491. The Government states that the property in question is a property of the State; pursuant to Order No. 151 of 25 March 1996, the management of the property was put in the hands of the state stock company, State Real Estate Agency, and LGAS leases the property from the Agency.

492. Regarding the pending court case, the Government states that LGAS has not yet exhausted the procedures available pursuant to national law since the case for the restoration of the property rights is still before the court and a decision has not yet been rendered.

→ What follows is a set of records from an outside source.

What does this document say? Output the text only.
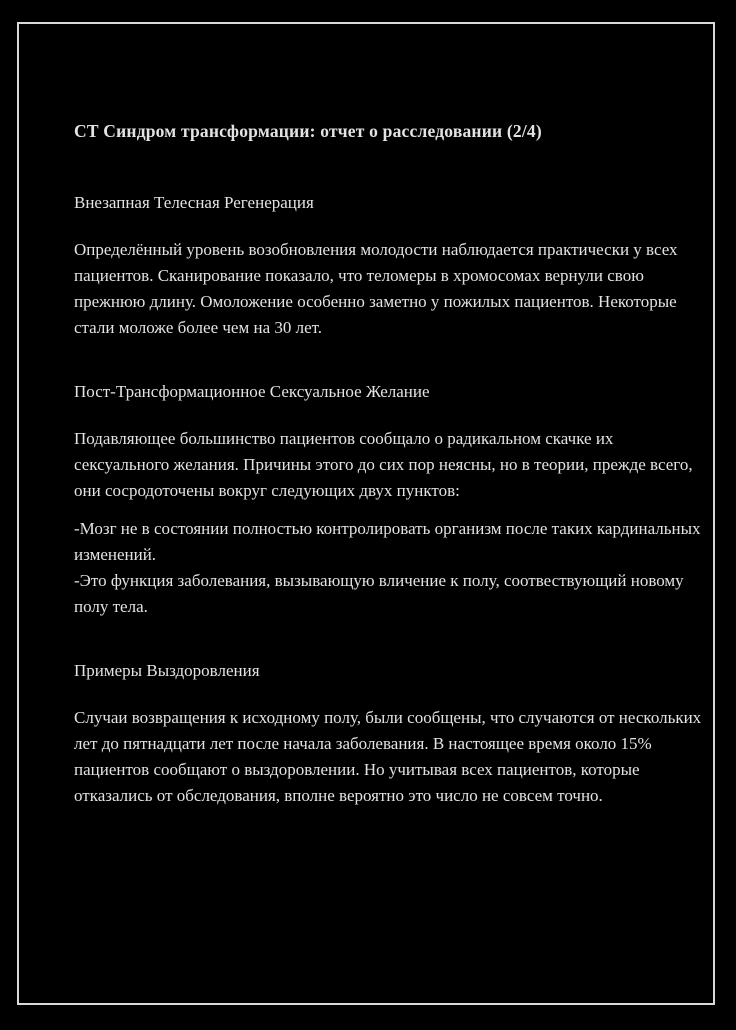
СТ Синдром трансформации: отчет о расследовании (2/4)
Внезапная Телесная Регенерация

Определённый уровень возобновления молодости наблюдается практически у всех пациентов. Сканирование показало, что теломеры в хромосомах вернули свою прежнюю длину. Омоложение особенно заметно у пожилых пациентов. Некоторые стали моложе более чем на 30 лет.

Пост-Трансформационное Сексуальное Желание

Подавляющее большинство пациентов сообщало о радикальном скачке их сексуального желания. Причины этого до сих пор неясны, но в теории, прежде всего, они сосродоточены вокруг следующих двух пунктов:

-Мозг не в состоянии полностью контролировать организм после таких кардинальных изменений.

-Это функция заболевания, вызывающую вличение к полу, соотвествующий новому полу тела.

Примеры Выздоровления

Случаи возвращения к исходному полу, были сообщены, что случаются от нескольких лет до пятнадцати лет после начала заболевания. В настоящее время около 15% пациентов сообщают о выздоровлении. Но учитывая всех пациентов, которые отказались от обследования, вполне вероятно это число не совсем точно.
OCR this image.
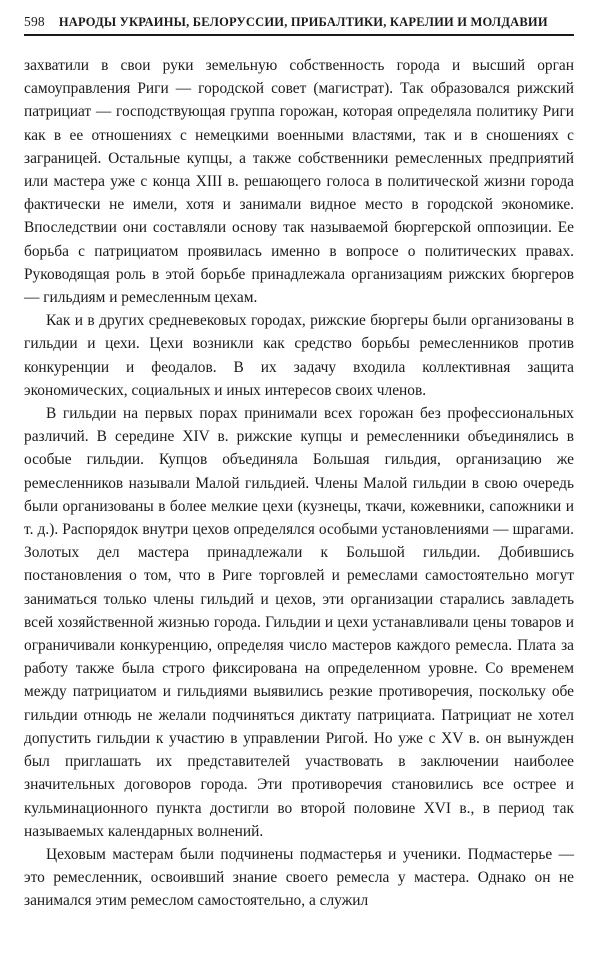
598 НАРОДЫ УКРАИНЫ, БЕЛОРУССИИ, ПРИБАЛТИКИ, КАРЕЛИИ И МОЛДАВИИ

захватили в свои руки земельную собственность города и высший орган самоуправления Риги — городской совет (магистрат). Так образовался рижский патрициат — господствующая группа горожан, которая определяла политику Риги как в ее отношениях с немецкими военными властями, так и в сношениях с заграницей. Остальные купцы, а также собственники ремесленных предприятий или мастера уже с конца XIII в. решающего голоса в политической жизни города фактически не имели, хотя и занимали видное место в городской экономике. Впоследствии они составляли основу так называемой бюргерской оппозиции. Ее борьба с патрициатом проявилась именно в вопросе о политических правах. Руководящая роль в этой борьбе принадлежала организациям рижских бюргеров — гильдиям и ремесленным цехам.

Как и в других средневековых городах, рижские бюргеры были организованы в гильдии и цехи. Цехи возникли как средство борьбы ремесленников против конкуренции и феодалов. В их задачу входила коллективная защита экономических, социальных и иных интересов своих членов.

В гильдии на первых порах принимали всех горожан без профессиональных различий. В середине XIV в. рижские купцы и ремесленники объединялись в особые гильдии. Купцов объединяла Большая гильдия, организацию же ремесленников называли Малой гильдией. Члены Малой гильдии в свою очередь были организованы в более мелкие цехи (кузнецы, ткачи, кожевники, сапожники и т. д.). Распорядок внутри цехов определялся особыми установлениями — шрагами. Золотых дел мастера принадлежали к Большой гильдии. Добившись постановления о том, что в Риге торговлей и ремеслами самостоятельно могут заниматься только члены гильдий и цехов, эти организации старались завладеть всей хозяйственной жизнью города. Гильдии и цехи устанавливали цены товаров и ограничивали конкуренцию, определяя число мастеров каждого ремесла. Плата за работу также была строго фиксирована на определенном уровне. Со временем между патрициатом и гильдиями выявились резкие противоречия, поскольку обе гильдии отнюдь не желали подчиняться диктату патрициата. Патрициат не хотел допустить гильдии к участию в управлении Ригой. Но уже с XV в. он вынужден был приглашать их представителей участвовать в заключении наиболее значительных договоров города. Эти противоречия становились все острее и кульминационного пункта достигли во второй половине XVI в., в период так называемых календарных волнений.

Цеховым мастерам были подчинены подмастерья и ученики. Подмастерье — это ремесленник, освоивший знание своего ремесла у мастера. Однако он не занимался этим ремеслом самостоятельно, а служил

C. The Committee's conclusions

493. The Committee notes the complainant's allegations in this case that the Government, through the municipal authorities, has threatened to evict the Latvian Book Industry Trade Union (LGAS) from its premises. The complainant further alleges that the union is the rightful owner of these premises and that, despite a District Court judgement to this effect, the Government has delayed the effective restitution of this property to the union by challenging the District Court's judgement.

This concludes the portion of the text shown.